Gadis itu menggelengkan kepalanya, dia tak mengingat lagi siapa namanya.
"Kamu tak ingat siapa nama kamu nak?" tanya Hua Tian yang penasaran.
"Suamiku, anak ini sudah kita angkat menjadi bagian dari kita. Jadi dia adalah putri kita, bagaimana kalau suamiku yang memberikan nama untuknya?"'ucap Yan Qiu yang memberikan solusi.
"Baiklah kalau aku akan memberikan kamu sebuah nama, bagaimana kalau nama kamu sekarang Hua Li?" ucap dan tanya Hua Tian seraya mengusap kepala bocah permpuan itu.
"Hua Li?" ucap Yan Qiu dan bocah perempuan itu yang secara bersamaan.
"Hua Li, bagus juga nama itu. Mengingatkanku pada pendekar Azuya, Xiao Li!" ucap Yan Qiu yang mengingat kembali dengan sesosok gadis yang sempat menjadi pahlawan diantara mereka.
"Memang itu maksudku Istriku, apakah kamu tak melihat anak ini sedikit ada kemiripan dengan Xiao Li?" tanya Hua Tian yang menatap bocah perempuan yang sibuk meniup teh hijau buatan Yan Qiu.
"Iya, aku juga melihatnya. Semoga saja kelak dia bisa sehebat Li'er!" ucap Yan Qiu yang menatap bocah perempuan yang mereka beri nama Hua Li itu dengan berkaca-kaca.
Sejak itu Hua Li hidup bertiga dengan sepasang suami istri itu dan menerima latihan-latihan ilmu silat tinggi dari Hua Tian yang gagah perkasa dan ilmu pengobatan dari Yan Qiu yang merupakan putri tabib di istana kerajaan Ming.

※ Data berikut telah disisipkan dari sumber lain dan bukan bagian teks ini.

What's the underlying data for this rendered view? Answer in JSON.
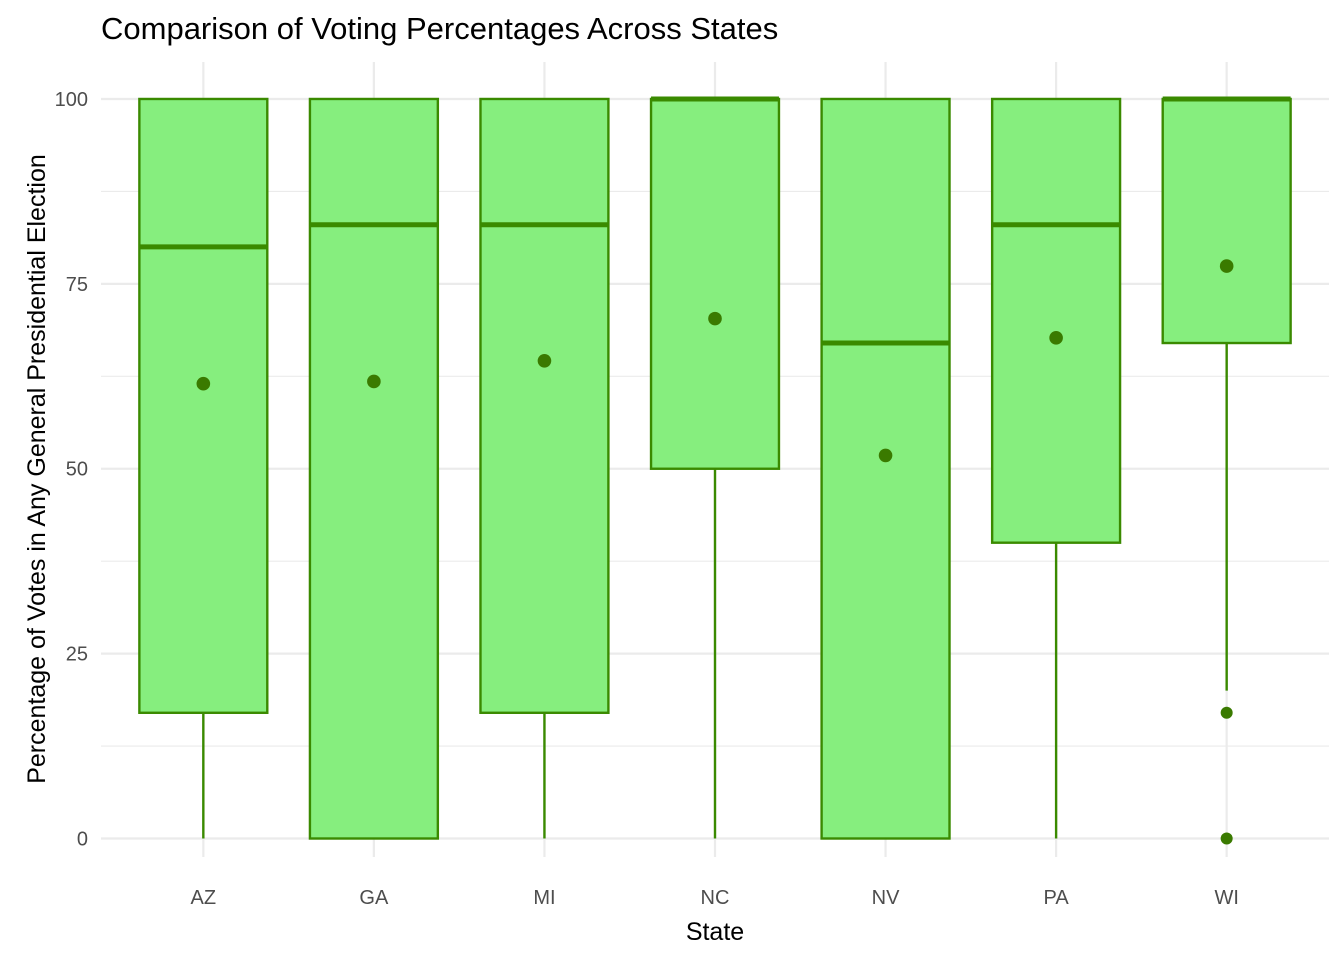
{
  "chart_data": {
    "type": "box",
    "title": "Comparison of Voting Percentages Across States",
    "xlabel": "State",
    "ylabel": "Percentage of Votes in Any General Presidential Election",
    "ylim": [
      -2.5,
      105
    ],
    "yticks": [
      0,
      25,
      50,
      75,
      100
    ],
    "grid": true,
    "colors": {
      "box_fill": "#86ee7e",
      "box_stroke": "#3a8a00",
      "mean_point": "#3a7a00"
    },
    "categories": [
      "AZ",
      "GA",
      "MI",
      "NC",
      "NV",
      "PA",
      "WI"
    ],
    "boxes": [
      {
        "category": "AZ",
        "whisker_low": 0,
        "q1": 17,
        "median": 80,
        "q3": 100,
        "whisker_high": 100,
        "mean": 61.5,
        "outliers": []
      },
      {
        "category": "GA",
        "whisker_low": 0,
        "q1": 0,
        "median": 83,
        "q3": 100,
        "whisker_high": 100,
        "mean": 61.8,
        "outliers": []
      },
      {
        "category": "MI",
        "whisker_low": 0,
        "q1": 17,
        "median": 83,
        "q3": 100,
        "whisker_high": 100,
        "mean": 64.6,
        "outliers": []
      },
      {
        "category": "NC",
        "whisker_low": 0,
        "q1": 50,
        "median": 100,
        "q3": 100,
        "whisker_high": 100,
        "mean": 70.3,
        "outliers": []
      },
      {
        "category": "NV",
        "whisker_low": 0,
        "q1": 0,
        "median": 67,
        "q3": 100,
        "whisker_high": 100,
        "mean": 51.8,
        "outliers": []
      },
      {
        "category": "PA",
        "whisker_low": 0,
        "q1": 40,
        "median": 83,
        "q3": 100,
        "whisker_high": 100,
        "mean": 67.7,
        "outliers": []
      },
      {
        "category": "WI",
        "whisker_low": 20,
        "q1": 67,
        "median": 100,
        "q3": 100,
        "whisker_high": 100,
        "mean": 77.4,
        "outliers": [
          17,
          0
        ]
      }
    ]
  }
}
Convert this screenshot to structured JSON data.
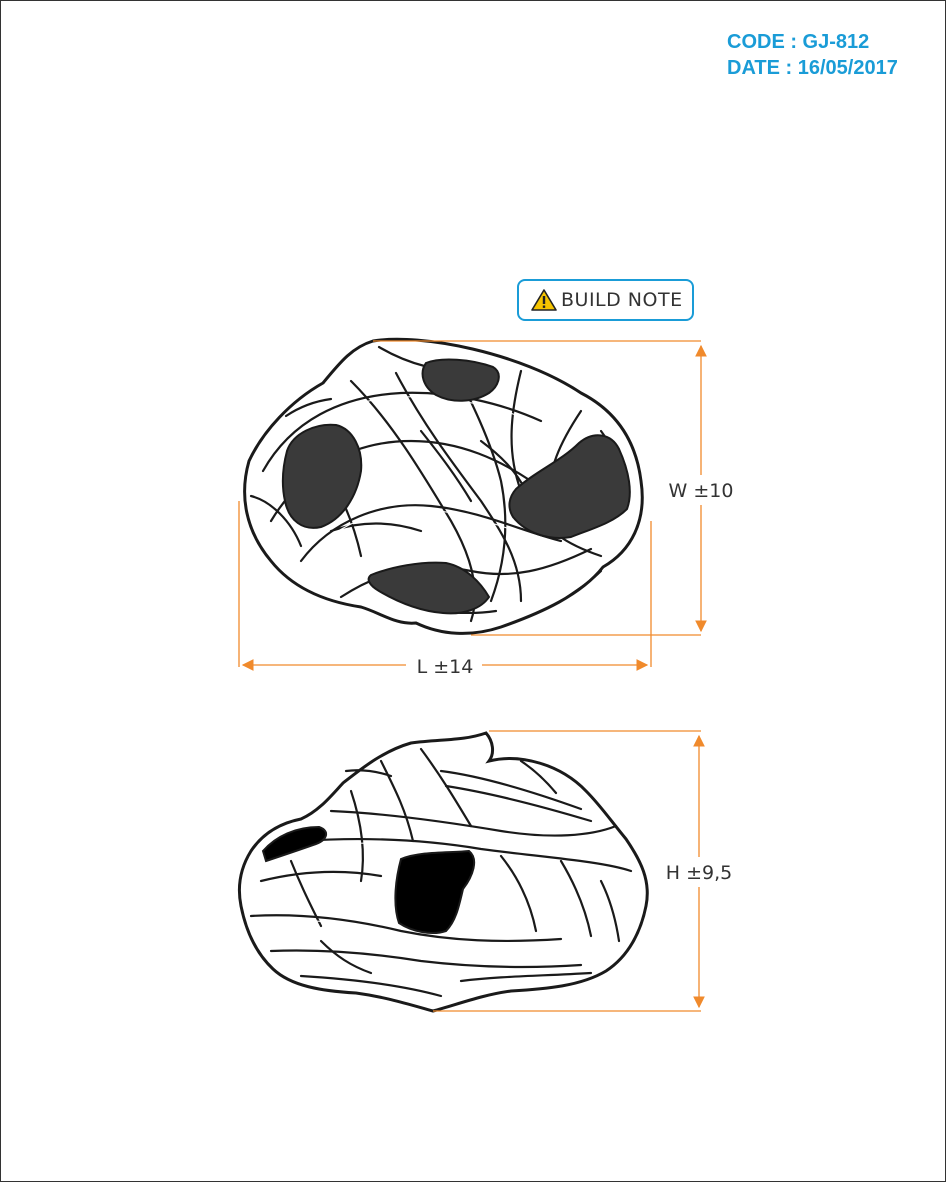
{
  "header": {
    "code": "CODE : GJ-812",
    "date": "DATE : 16/05/2017"
  },
  "build_note": {
    "label": "BUILD NOTE",
    "icon": "warning-triangle-icon"
  },
  "dimensions": {
    "width": "W ±10",
    "length": "L ±14",
    "height": "H ±9,5"
  },
  "colors": {
    "accent": "#1a9cd7",
    "dimension_line": "#f08a2c",
    "warning_yellow": "#f5c400",
    "outline": "#1a1a1a",
    "dark_fill": "#3a3a3a"
  }
}
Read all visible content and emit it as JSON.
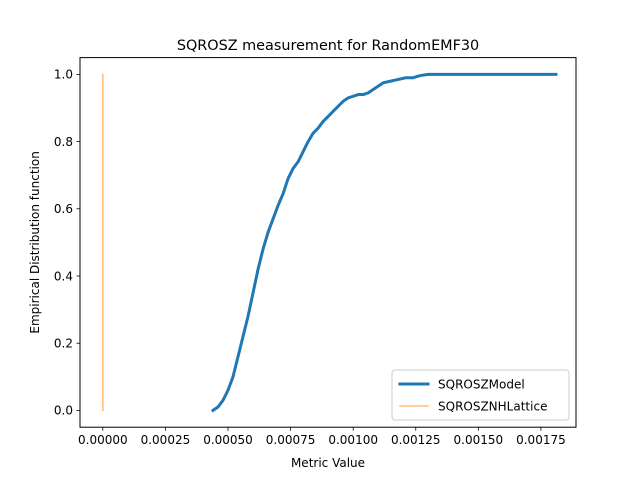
{
  "chart_data": {
    "type": "line",
    "title": "SQROSZ measurement for RandomEMF30",
    "xlabel": "Metric Value",
    "ylabel": "Empirical Distribution function",
    "xlim": [
      -9.12e-05,
      0.0018901
    ],
    "ylim": [
      -0.05,
      1.05
    ],
    "xticks": [
      0.0,
      0.00025,
      0.0005,
      0.00075,
      0.001,
      0.00125,
      0.0015,
      0.00175
    ],
    "xtick_labels": [
      "0.00000",
      "0.00025",
      "0.00050",
      "0.00075",
      "0.00100",
      "0.00125",
      "0.00150",
      "0.00175"
    ],
    "yticks": [
      0.0,
      0.2,
      0.4,
      0.6,
      0.8,
      1.0
    ],
    "ytick_labels": [
      "0.0",
      "0.2",
      "0.4",
      "0.6",
      "0.8",
      "1.0"
    ],
    "grid": false,
    "legend_position": "lower right",
    "series": [
      {
        "name": "SQROSZModel",
        "color": "#1f77b4",
        "line_width": 3,
        "x": [
          0.00044,
          0.00046,
          0.00048,
          0.0005,
          0.00052,
          0.00054,
          0.00056,
          0.00058,
          0.0006,
          0.00062,
          0.00064,
          0.00066,
          0.00068,
          0.0007,
          0.00072,
          0.00074,
          0.00076,
          0.00078,
          0.0008,
          0.00082,
          0.00084,
          0.00086,
          0.00088,
          0.0009,
          0.00092,
          0.00094,
          0.00096,
          0.00098,
          0.001,
          0.00102,
          0.00104,
          0.00106,
          0.00108,
          0.0011,
          0.00112,
          0.00115,
          0.00118,
          0.00121,
          0.00124,
          0.00126,
          0.00128,
          0.0013,
          0.00132,
          0.00135,
          0.0014,
          0.00145,
          0.0015,
          0.0016,
          0.0017,
          0.00181
        ],
        "y": [
          0.0,
          0.01,
          0.03,
          0.06,
          0.1,
          0.16,
          0.22,
          0.28,
          0.35,
          0.42,
          0.48,
          0.53,
          0.57,
          0.61,
          0.645,
          0.69,
          0.72,
          0.74,
          0.77,
          0.8,
          0.825,
          0.84,
          0.86,
          0.875,
          0.89,
          0.905,
          0.92,
          0.93,
          0.935,
          0.94,
          0.94,
          0.945,
          0.955,
          0.965,
          0.975,
          0.98,
          0.985,
          0.99,
          0.99,
          0.995,
          0.998,
          1.0,
          1.0,
          1.0,
          1.0,
          1.0,
          1.0,
          1.0,
          1.0,
          1.0
        ]
      },
      {
        "name": "SQROSZNHLattice",
        "color": "#ffbb78",
        "line_width": 1.5,
        "x": [
          0.0,
          0.0
        ],
        "y": [
          0.0,
          1.0
        ]
      }
    ]
  }
}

Namun disaat Hua Li berusia sepuluh tahun Yan Qiu telah lebih dahulu dipanggil yang maha Kuasa. Jadi sekarang ini mereka hanya tinggal berdua bersama ayah angkatnya.
Hua Tian bukan saja ahli ilmu silat, tapi juga ilmu dalam air, sehingga bukan saja ia dapat berenang cepat sekali bagaikan seekor ular air, tapi juga kuat sekali bertahan dalam air seperti seekor ikan.
Sementara Hua Li si gadis cilik itu pun ternyata suka sekali akan permainan dalam air, sehingga setiap hari tentu terjun ke air yang dalam dan berenang gembira ria bersama ayah angkatnya.
"Hua Li kali ini apakah kamu sanggup menggunakan kepandaianmu sendiri membawa biduk kita melintasi tikungan sempit di hutan Koai-siong-lim itu?" tanya Hua Tian pada putri angkatnya.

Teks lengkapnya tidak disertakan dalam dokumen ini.